All of them seem a lock for Oscar wins, too, although I sure would like to see Annette Bening squeak past Portman because she was super in The Kids Are All Right and should have won several Oscars years ago. But I fear that it's Portman's year.
The King's Speech took the Best Ensemble award — the equivalent of the Best Picture — and seems a heavy favorite for the Oscar, too, particularly since Speech director Tom Hooper won the Director's Guild Award Saturday night, and that's nearly always a precursor for Oscar glory.
Just about all the rest of the awards were predictable — in the TV awards Alec Baldwin won (again) for 30 Rock, Claire Danes took home her umpteeth award for the HBO movie Temple Grandin, and new darling Boardwalk Empire snared Outstanding TV Drama and Best Actor in a Drama for Steve Buscemi (he and the show won at the Golden Globes two weeks ago). Every time he wins, Buscemi pulls out a piece of paper and reads a list of thank you's. Can't the guy learn to speak without notes?

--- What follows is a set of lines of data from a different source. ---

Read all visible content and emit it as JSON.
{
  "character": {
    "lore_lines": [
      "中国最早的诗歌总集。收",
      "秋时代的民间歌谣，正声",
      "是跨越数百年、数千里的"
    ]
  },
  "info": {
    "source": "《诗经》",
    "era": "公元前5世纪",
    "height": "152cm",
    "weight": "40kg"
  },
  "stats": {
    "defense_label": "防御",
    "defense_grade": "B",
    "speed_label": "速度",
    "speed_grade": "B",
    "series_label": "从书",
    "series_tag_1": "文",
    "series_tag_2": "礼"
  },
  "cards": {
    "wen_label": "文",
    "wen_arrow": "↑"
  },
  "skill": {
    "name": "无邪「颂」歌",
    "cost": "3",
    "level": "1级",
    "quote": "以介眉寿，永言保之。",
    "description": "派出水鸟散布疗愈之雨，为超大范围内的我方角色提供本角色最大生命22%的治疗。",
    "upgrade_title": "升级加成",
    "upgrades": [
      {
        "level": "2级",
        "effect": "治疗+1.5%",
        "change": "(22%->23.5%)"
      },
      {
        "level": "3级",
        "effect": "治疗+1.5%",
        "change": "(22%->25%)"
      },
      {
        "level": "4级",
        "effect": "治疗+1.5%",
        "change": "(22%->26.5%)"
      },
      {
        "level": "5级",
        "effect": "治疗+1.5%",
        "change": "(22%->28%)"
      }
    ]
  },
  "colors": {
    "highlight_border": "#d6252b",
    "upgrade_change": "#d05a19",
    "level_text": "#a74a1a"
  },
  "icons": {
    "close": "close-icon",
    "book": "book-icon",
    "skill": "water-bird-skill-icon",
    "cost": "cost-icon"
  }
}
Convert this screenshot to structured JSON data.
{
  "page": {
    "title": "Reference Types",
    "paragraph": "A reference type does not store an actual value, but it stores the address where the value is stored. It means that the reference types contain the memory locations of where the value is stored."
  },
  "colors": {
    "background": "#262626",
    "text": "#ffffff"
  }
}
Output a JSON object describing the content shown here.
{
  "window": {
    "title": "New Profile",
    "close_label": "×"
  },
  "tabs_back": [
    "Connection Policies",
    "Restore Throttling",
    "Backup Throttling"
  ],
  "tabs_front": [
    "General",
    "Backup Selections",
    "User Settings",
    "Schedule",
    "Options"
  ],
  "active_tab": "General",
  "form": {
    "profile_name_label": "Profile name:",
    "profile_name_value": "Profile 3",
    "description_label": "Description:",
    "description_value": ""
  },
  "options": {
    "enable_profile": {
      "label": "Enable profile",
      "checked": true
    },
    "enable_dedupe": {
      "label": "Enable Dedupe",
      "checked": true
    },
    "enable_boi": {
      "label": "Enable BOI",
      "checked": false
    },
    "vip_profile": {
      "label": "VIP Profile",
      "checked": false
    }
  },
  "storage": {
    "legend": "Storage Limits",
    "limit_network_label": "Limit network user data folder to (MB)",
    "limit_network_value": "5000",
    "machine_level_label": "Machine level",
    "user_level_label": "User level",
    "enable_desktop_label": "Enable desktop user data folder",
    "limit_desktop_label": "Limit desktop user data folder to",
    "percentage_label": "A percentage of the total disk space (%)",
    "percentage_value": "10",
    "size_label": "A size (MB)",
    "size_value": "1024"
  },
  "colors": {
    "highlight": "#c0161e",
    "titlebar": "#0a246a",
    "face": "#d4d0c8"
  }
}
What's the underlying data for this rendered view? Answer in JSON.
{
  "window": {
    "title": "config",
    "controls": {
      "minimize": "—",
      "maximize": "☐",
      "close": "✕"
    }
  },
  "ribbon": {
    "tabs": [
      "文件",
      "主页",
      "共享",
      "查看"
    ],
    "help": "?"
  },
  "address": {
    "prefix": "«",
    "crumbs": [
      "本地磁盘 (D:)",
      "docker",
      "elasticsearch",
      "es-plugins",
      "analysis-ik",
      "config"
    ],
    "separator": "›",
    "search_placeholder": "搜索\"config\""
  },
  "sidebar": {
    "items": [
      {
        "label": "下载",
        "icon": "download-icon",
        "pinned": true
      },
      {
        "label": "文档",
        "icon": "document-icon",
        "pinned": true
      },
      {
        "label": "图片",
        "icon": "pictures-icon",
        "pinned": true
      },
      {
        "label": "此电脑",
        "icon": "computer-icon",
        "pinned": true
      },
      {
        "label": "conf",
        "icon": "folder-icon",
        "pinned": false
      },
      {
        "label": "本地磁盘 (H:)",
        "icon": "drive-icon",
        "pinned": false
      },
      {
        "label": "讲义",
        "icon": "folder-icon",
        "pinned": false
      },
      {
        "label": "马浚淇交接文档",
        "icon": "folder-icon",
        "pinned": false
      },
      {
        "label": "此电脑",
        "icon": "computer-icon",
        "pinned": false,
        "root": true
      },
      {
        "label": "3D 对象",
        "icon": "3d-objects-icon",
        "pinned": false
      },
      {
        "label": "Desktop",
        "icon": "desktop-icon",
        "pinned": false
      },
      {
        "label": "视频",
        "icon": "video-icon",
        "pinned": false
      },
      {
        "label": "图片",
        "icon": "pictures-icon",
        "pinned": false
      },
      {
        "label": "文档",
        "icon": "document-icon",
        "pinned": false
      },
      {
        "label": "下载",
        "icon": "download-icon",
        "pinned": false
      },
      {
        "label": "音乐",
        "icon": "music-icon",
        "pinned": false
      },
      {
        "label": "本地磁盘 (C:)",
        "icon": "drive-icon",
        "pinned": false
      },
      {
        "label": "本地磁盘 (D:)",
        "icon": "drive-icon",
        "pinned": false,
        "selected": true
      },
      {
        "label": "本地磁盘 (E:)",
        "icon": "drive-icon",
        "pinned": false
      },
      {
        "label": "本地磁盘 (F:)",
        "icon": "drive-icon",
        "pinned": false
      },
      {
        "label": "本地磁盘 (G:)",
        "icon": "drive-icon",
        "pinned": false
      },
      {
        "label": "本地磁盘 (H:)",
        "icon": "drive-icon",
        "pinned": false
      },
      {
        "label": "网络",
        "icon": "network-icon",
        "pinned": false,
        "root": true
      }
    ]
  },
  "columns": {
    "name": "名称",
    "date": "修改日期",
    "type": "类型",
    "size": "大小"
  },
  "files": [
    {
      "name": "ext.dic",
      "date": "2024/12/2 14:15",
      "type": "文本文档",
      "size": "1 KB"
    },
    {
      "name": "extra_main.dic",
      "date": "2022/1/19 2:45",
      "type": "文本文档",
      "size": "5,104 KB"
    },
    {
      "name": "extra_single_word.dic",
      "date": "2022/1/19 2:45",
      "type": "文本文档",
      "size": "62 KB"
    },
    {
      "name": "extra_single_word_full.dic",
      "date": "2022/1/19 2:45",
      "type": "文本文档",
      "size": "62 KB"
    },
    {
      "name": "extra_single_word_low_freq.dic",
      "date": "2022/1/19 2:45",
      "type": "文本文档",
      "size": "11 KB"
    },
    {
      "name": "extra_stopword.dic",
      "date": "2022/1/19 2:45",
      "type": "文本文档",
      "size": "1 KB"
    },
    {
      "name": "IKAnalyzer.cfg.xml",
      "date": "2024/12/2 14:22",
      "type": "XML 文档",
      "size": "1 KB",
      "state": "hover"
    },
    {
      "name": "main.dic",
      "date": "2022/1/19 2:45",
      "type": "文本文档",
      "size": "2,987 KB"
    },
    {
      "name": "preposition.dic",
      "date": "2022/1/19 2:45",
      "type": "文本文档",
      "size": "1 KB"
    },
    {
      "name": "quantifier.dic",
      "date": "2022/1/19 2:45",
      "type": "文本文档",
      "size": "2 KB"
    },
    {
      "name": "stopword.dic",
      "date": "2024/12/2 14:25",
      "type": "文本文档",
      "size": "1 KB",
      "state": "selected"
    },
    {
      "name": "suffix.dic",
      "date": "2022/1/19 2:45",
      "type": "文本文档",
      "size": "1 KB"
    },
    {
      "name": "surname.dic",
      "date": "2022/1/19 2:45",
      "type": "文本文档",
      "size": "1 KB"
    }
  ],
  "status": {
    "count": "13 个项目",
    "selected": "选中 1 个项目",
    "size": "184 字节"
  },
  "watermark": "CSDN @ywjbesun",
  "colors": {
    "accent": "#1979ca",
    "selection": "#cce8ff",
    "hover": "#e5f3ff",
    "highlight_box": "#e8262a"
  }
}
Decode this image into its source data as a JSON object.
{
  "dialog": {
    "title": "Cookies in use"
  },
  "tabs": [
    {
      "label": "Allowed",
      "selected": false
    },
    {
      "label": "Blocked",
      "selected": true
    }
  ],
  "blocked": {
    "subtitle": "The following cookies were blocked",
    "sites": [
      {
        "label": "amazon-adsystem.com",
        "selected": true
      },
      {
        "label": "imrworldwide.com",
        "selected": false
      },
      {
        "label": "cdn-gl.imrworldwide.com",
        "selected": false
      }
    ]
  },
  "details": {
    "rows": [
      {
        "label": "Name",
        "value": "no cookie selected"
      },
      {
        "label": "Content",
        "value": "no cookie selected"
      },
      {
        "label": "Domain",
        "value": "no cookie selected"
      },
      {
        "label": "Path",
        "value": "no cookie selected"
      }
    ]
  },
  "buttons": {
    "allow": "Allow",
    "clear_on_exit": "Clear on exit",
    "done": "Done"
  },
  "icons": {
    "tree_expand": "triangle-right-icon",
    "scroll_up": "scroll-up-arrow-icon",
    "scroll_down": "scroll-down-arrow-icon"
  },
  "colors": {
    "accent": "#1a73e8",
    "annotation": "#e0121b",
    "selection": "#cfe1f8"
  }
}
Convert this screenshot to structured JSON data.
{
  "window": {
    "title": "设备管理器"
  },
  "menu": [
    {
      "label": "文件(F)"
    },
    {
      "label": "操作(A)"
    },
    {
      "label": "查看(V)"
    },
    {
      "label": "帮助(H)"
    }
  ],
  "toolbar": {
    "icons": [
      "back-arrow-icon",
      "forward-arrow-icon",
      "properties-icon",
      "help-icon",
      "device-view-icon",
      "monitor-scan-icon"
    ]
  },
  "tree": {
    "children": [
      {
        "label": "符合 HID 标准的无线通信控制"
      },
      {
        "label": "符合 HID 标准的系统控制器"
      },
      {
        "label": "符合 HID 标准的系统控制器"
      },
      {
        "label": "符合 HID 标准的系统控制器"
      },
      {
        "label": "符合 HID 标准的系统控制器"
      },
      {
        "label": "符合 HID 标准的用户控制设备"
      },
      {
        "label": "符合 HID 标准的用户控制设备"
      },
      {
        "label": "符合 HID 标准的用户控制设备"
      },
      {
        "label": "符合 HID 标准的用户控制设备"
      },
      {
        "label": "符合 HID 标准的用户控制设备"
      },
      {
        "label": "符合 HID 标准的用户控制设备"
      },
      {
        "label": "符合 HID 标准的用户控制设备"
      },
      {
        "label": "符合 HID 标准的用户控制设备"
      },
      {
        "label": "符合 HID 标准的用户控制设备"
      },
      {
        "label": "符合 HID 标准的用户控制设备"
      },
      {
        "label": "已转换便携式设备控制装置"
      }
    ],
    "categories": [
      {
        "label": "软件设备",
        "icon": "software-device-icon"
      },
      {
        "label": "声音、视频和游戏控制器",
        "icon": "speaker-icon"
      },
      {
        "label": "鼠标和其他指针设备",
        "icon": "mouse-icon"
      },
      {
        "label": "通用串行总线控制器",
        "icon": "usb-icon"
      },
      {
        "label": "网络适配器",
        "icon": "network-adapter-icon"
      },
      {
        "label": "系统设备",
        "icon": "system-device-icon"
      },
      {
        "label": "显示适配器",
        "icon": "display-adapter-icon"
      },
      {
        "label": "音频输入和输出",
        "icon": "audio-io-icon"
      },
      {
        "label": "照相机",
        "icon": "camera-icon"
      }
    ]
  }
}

It was shaping up to be the dullest awards show of the season — or maybe ever — until Betty White was named Outstanding Female in a TV Comedy for Hot in Cleveland. I was shocked — 30 Rock's Tina Fey wins every year and if she didn't this time Glee's Jane Lynch seemed a lock. White, a first-time SAG nominee, seemed genuinely stunned, too.
"I cannot believe this. They had to get this broad up the stairs and that's not easy," she said referring to her walk to the stage. "I must say this is the biggest surprise I've ever had in this business. There wasn't a prayer."
The audience of her peers cheered her on when she said she felt very lucky to still be working at the age of 89. "You didn't applaud when I turned 40!" she cracked, with impeccable comic timing.
Then she playfully fondled the award — a nude male statue — and left the stage before her alloted speech time was up.
As usual, White left everyone wanting more.